Kerala University exam results delayed for a year as blame game persists
By Sovi Vidyadharan | Express News Service | Published: 14th February 2018 01:39 AM |
THIRUVANANTHAPURAM: It’s been over a year since they attempted their first and second semester examinations. Yet, post-graduate students in various colleges affiliated to the University of Kerala are yet to know their results, though only a couple of months are left for their course to end. The results of the semester examinations of various degree courses are also facing similar delay. While some blame the ongoing spat between the Vice-Chancellor and the Syndicate as reason for the sorry state of affairs, others point fingers at the ‘non-cooperation’ of teachers towards the valuation process.
Take for instance the MA Political Science course offered by the university. Besides delaying declaration of the results of the first and second semester, the varsity has postponed the dates of the third semester examination thrice.
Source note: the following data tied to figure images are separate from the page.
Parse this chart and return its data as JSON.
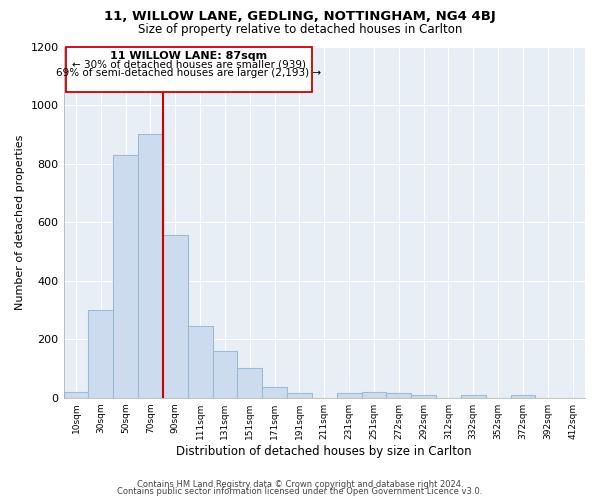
{
  "title": "11, WILLOW LANE, GEDLING, NOTTINGHAM, NG4 4BJ",
  "subtitle": "Size of property relative to detached houses in Carlton",
  "xlabel": "Distribution of detached houses by size in Carlton",
  "ylabel": "Number of detached properties",
  "bar_labels": [
    "10sqm",
    "30sqm",
    "50sqm",
    "70sqm",
    "90sqm",
    "111sqm",
    "131sqm",
    "151sqm",
    "171sqm",
    "191sqm",
    "211sqm",
    "231sqm",
    "251sqm",
    "272sqm",
    "292sqm",
    "312sqm",
    "332sqm",
    "352sqm",
    "372sqm",
    "392sqm",
    "412sqm"
  ],
  "bar_values": [
    20,
    300,
    830,
    900,
    555,
    245,
    160,
    100,
    38,
    15,
    0,
    15,
    20,
    15,
    10,
    0,
    10,
    0,
    8,
    0,
    0
  ],
  "bar_color": "#ccdcee",
  "bar_edge_color": "#9bbbd9",
  "vline_color": "#cc0000",
  "annotation_title": "11 WILLOW LANE: 87sqm",
  "annotation_line1": "← 30% of detached houses are smaller (939)",
  "annotation_line2": "69% of semi-detached houses are larger (2,193) →",
  "annotation_box_color": "#ffffff",
  "annotation_box_edge": "#cc0000",
  "footer1": "Contains HM Land Registry data © Crown copyright and database right 2024.",
  "footer2": "Contains public sector information licensed under the Open Government Licence v3.0.",
  "ylim": [
    0,
    1200
  ],
  "yticks": [
    0,
    200,
    400,
    600,
    800,
    1000,
    1200
  ],
  "background_color": "#ffffff",
  "plot_bg_color": "#e8eef5",
  "grid_color": "#ffffff"
}
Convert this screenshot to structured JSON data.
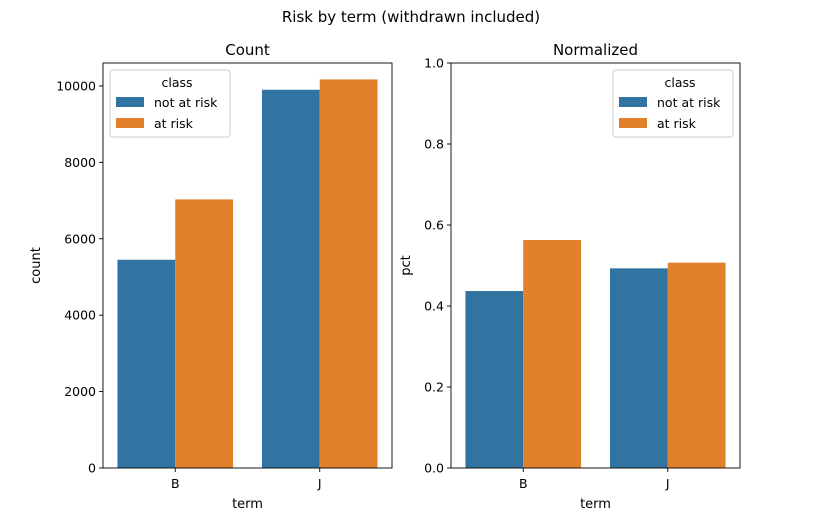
{
  "figure": {
    "suptitle": "Risk by term (withdrawn included)"
  },
  "colors": {
    "not_at_risk": "#3274a1",
    "at_risk": "#e1812c",
    "axis": "#000000"
  },
  "chart_data": [
    {
      "type": "bar",
      "title": "Count",
      "xlabel": "term",
      "ylabel": "count",
      "categories": [
        "B",
        "J"
      ],
      "ylim": [
        0,
        10600
      ],
      "yticks": [
        0,
        2000,
        4000,
        6000,
        8000,
        10000
      ],
      "ytick_labels": [
        "0",
        "2000",
        "4000",
        "6000",
        "8000",
        "10000"
      ],
      "series": [
        {
          "name": "not at risk",
          "values": [
            5450,
            9900
          ]
        },
        {
          "name": "at risk",
          "values": [
            7030,
            10170
          ]
        }
      ],
      "legend": {
        "title": "class",
        "entries": [
          "not at risk",
          "at risk"
        ],
        "placement": "top-left"
      }
    },
    {
      "type": "bar",
      "title": "Normalized",
      "xlabel": "term",
      "ylabel": "pct",
      "categories": [
        "B",
        "J"
      ],
      "ylim": [
        0,
        1.0
      ],
      "yticks": [
        0,
        0.2,
        0.4,
        0.6,
        0.8,
        1.0
      ],
      "ytick_labels": [
        "0.0",
        "0.2",
        "0.4",
        "0.6",
        "0.8",
        "1.0"
      ],
      "series": [
        {
          "name": "not at risk",
          "values": [
            0.437,
            0.493
          ]
        },
        {
          "name": "at risk",
          "values": [
            0.563,
            0.507
          ]
        }
      ],
      "legend": {
        "title": "class",
        "entries": [
          "not at risk",
          "at risk"
        ],
        "placement": "top-right"
      }
    }
  ]
}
Due to the prevailing uncertainty, fourth-semester classes have not yet begun, posing a big question mark on the future of the affected students.
“Not only are we denied a chance to attempt improvement exams, it can also affect our future prospects. With the results in limbo, it also hampers our plans to join courses such as BEd after post-graduation. In effect, we are poised to lose an academic year for no fault of theirs,” said a student.
Teachers blamed for impasse
According to some members of the Syndicate, meeting of key committees, including the examination committee, was delayed indefinitely due to the ‘non-cooperative’ stand of the Vice-Chancellor. This, they claim had delayed important decisions relating to examination and monitoring the existing system. Another section has blamed teachers and a section of the university staff of ‘torpedoing’ the examination reforms mooted by the Syndicate.
“From this academic year, the Syndicate had mooted many exam reforms, including appointment of nodal officers in affiliated colleges to streamline the valuation process. This was done to avoid shutting down of colleges for days together on account of valuation and to do away malpractices associated with valuation camps. However, a section of the university staff and the teachers torpedoed the move,” said B S Jyothikumar, Syndicate member.
He added that answer scripts to be valued by each teacher was systematically divided and distributed in colleges. Though extra remuneration was also offered for answer scripts over and above their quota, the teachers took a non-cooperative stand. Finally, the university had to resort to the valuation camp system due to pressure from teachers’ associations. This resulted in colleges being shut down for 10 days owing to valuation duty.
Teachers blame varsity
According to the teachers’ association representatives, maximum attendance was ensured at the recently-held valuation camps. But the teachers who were relieved from colleges had to wait for four days at the valuation camp without any work as the university failed to distribute the answer scripts on time. “Aided college teachers are compelled to value answer sheets of students from self-financing colleges. Interestingly, the self-financing colleges do not send their teachers to the valuation camps to ensure that classes are not disrupted,” said K L Vivekanandan, general secretary, All-Kerala Private College Teachers’ Association (AKPCTA). “This results in heavy workload for aided college teachers. Remuneration for valuation duty has also been pending for many years,” Vivekanandan said.
Solution in sight?
According to Syndicate member K H Babujan, the entire examination process of the university needed a thorough overhaul. “The examination committee, along with the convenors of the finance and staff committees will meet on Wednesday to discuss ways to iron out the issues relating to examinations.
The meeting of the committee was delayed for months on end as the Vice-Chancellor did not convene it on time,” he said. An earlier meeting of the Syndicate had tasked the examination committee to study the impasse relating to examinations and suggest remedial measures. However, critics say implementation of the proposals would not benefit students who are already affected due to delay in result declaration.